CEO to CEO: Interviewing BCBAs

Interviewing BCBAs

A strong pilot episode for a new television show is uniquely dynamic.  Written to capture the imagination of someone with the power to make the series a success, the pilot is designed to introduce each primary character in a snappy, winsome manner, while outlining both plot and theme for the entire series.  Watch the first episode of “Friends” and notice how poignantly the entire ten seasons are captured within twenty-three minutes.  Interviewing BCBAs ABA


Whether I am interviewing a client, parent, tech, or meeting anyone else for the first time, I want to hit the key particulars which mark the direct purpose of the meeting—job description, prerequisites, pay, time-frames, etc.—but my larger goal is to place those particulars within a larger-picture context.  I want to take off my “employer hat” and wear a “brother hat” or a “dad hat” and connect with them as someone who cares about their life and career plans.  If I can capture a sense of their dreams and passion, it might even help them to capture something of mine.

Introduction Interviewing BCBAs

To begin the interview with, say, a BCBA or prospective ABA tech, I want to set the stage with a brief introduction framing who I am, what I’m doing, and why I wanted to meet.  From there, simple questions tend to put them at ease—perhaps confirming key qualifications in their résumé, asking about their education, looking for a warm way to hear about why ABA appeals to them.

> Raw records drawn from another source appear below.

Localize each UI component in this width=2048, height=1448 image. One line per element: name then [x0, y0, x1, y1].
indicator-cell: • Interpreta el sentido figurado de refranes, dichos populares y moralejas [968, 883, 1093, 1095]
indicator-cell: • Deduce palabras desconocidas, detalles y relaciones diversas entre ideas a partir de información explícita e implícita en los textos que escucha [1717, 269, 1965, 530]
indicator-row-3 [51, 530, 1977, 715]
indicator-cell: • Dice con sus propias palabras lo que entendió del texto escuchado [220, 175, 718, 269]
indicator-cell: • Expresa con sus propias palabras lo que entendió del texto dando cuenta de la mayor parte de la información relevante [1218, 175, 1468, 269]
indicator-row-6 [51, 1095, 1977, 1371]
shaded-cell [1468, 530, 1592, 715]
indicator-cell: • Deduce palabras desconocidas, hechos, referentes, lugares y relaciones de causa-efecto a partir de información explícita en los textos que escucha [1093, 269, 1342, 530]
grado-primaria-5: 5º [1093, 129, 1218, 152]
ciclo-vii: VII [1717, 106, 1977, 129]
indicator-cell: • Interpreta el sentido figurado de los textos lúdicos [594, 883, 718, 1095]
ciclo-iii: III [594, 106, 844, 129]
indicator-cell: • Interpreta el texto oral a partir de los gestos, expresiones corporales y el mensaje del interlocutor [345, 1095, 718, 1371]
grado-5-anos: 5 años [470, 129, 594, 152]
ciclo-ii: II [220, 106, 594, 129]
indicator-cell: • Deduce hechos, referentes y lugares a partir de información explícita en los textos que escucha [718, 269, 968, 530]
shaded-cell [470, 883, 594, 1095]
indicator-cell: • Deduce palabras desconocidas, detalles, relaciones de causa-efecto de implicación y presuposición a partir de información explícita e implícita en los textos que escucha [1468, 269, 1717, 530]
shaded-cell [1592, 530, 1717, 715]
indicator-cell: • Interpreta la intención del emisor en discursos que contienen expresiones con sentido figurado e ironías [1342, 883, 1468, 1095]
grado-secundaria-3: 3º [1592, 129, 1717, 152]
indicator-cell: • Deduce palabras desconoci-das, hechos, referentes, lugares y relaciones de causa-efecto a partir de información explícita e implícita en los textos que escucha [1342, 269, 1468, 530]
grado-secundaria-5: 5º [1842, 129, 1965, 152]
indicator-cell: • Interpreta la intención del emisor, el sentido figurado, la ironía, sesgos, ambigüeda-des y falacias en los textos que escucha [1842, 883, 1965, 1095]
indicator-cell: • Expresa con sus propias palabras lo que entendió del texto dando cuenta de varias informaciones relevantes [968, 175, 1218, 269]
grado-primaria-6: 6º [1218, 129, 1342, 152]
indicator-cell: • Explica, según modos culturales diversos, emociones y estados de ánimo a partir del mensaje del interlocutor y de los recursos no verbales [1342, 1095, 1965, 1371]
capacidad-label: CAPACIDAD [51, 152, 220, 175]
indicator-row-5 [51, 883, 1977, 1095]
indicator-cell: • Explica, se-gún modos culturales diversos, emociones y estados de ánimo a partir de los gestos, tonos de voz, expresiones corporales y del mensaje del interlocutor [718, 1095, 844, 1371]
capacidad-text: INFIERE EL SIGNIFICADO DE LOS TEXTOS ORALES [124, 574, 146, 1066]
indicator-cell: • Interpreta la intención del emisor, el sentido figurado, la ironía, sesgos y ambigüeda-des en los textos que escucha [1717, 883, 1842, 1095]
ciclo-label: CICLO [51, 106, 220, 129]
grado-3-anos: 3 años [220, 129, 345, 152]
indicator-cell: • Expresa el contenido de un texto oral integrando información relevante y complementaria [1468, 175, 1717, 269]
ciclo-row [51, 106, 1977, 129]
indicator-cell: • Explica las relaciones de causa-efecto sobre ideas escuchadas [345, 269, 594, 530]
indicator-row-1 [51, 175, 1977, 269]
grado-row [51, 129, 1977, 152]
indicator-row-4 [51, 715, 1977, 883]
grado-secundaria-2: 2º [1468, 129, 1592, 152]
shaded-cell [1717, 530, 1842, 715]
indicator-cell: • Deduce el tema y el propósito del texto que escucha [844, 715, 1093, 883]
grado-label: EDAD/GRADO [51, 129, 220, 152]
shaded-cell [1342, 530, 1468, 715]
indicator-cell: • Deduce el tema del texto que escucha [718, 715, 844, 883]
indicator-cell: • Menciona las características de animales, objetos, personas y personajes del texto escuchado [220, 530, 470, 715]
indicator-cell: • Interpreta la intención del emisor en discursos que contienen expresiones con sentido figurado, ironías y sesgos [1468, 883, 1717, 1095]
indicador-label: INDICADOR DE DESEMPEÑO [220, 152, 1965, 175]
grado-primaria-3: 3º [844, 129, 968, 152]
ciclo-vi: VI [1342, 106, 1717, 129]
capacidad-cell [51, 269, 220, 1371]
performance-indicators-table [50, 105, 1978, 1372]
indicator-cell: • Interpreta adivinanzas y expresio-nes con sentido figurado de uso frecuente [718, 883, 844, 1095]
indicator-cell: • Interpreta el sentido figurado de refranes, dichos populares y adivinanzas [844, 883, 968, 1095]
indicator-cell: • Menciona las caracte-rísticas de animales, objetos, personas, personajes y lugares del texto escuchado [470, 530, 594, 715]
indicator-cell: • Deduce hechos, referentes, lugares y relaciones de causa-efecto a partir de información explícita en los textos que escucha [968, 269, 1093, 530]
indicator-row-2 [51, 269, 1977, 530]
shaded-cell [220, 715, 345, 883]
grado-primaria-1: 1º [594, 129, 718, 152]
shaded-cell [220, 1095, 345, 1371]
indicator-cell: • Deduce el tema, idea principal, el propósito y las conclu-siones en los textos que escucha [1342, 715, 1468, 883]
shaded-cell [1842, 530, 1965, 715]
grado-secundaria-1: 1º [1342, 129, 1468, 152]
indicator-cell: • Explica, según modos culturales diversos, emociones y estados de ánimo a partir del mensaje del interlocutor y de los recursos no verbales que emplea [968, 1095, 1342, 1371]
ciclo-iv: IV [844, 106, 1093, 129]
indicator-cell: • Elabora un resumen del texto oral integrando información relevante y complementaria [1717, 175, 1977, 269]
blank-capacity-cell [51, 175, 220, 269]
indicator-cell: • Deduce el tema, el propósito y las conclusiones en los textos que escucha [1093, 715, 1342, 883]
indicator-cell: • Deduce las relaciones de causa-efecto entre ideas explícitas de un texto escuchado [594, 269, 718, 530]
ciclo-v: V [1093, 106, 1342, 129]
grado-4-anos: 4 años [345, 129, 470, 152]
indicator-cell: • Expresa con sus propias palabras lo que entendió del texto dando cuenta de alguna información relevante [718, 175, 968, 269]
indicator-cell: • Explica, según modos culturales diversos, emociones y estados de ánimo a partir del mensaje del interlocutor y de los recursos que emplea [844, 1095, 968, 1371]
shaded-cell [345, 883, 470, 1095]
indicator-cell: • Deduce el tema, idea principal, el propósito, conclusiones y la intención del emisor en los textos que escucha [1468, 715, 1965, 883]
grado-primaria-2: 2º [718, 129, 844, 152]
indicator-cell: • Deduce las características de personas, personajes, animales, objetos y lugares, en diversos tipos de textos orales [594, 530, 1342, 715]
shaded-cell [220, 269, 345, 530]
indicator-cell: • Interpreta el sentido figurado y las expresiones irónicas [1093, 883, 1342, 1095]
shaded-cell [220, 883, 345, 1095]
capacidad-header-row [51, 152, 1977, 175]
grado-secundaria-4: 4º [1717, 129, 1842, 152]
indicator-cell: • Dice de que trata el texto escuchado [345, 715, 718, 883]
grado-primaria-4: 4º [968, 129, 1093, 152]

Interviewing BCBAs ABA


After getting a little insight from them, I can offer more information about both the job and larger career opportunities and then move back to more open-ended questions for them.  As I listen to longer responses, I get more flavor for their purpose in life, how they articulate their goals, how clear-minded/conflicted they are, and what they do with unexpected dialogue which requires some creative thinking.  They typically reveal their higher priorities, their principles, their attitudes.  What can also tend to show up are blind-spots, distorted thinking, and fundamental biases.


If the interview indeed becomes that pilot episode of our long-term working relationship, then I want it to contain all the seeds for what that relationship might become.  Like a good television pilot, I want to open up multiple interesting questions—questions which take time to answer.  I want to leave them wanting more.


How can I awaken imagination, curiosity, and fascination over career possibilities within an entry-level tech prospect whom I’ve not met before?  I believe it’s about genuinely engaging my own imagination, curiosity, and potential career ambition on their behalf—never to put words into their mouth or make decisions for them, but to ask questions which elicit their highest sense of purpose, meaning and possibility.  Life is often substantially defined by career, and career courses are frequently determined in job interviews.  Whether we ever work together or not, an interview gives me the opportunity to speak into a person’s life when they are on the cusp of choosing a new path.  That is an honor which I hope to meet with optimism, gravity, faith, friendship, and enthusiasm.


To close the meeting, I want to confirm agreement on next steps.  Mindful that we are finishing out the “pilot episode” of our prospective future working relationship, I will also add a reference to any significant big-picture factors not yet covered.


Most importantly, upon departure I want to leave a sense of genuine certainty that I care more about them as a person than I do the business prospect.  Life is more than where we work or live, and people are worth infinitely more than what they can do for me.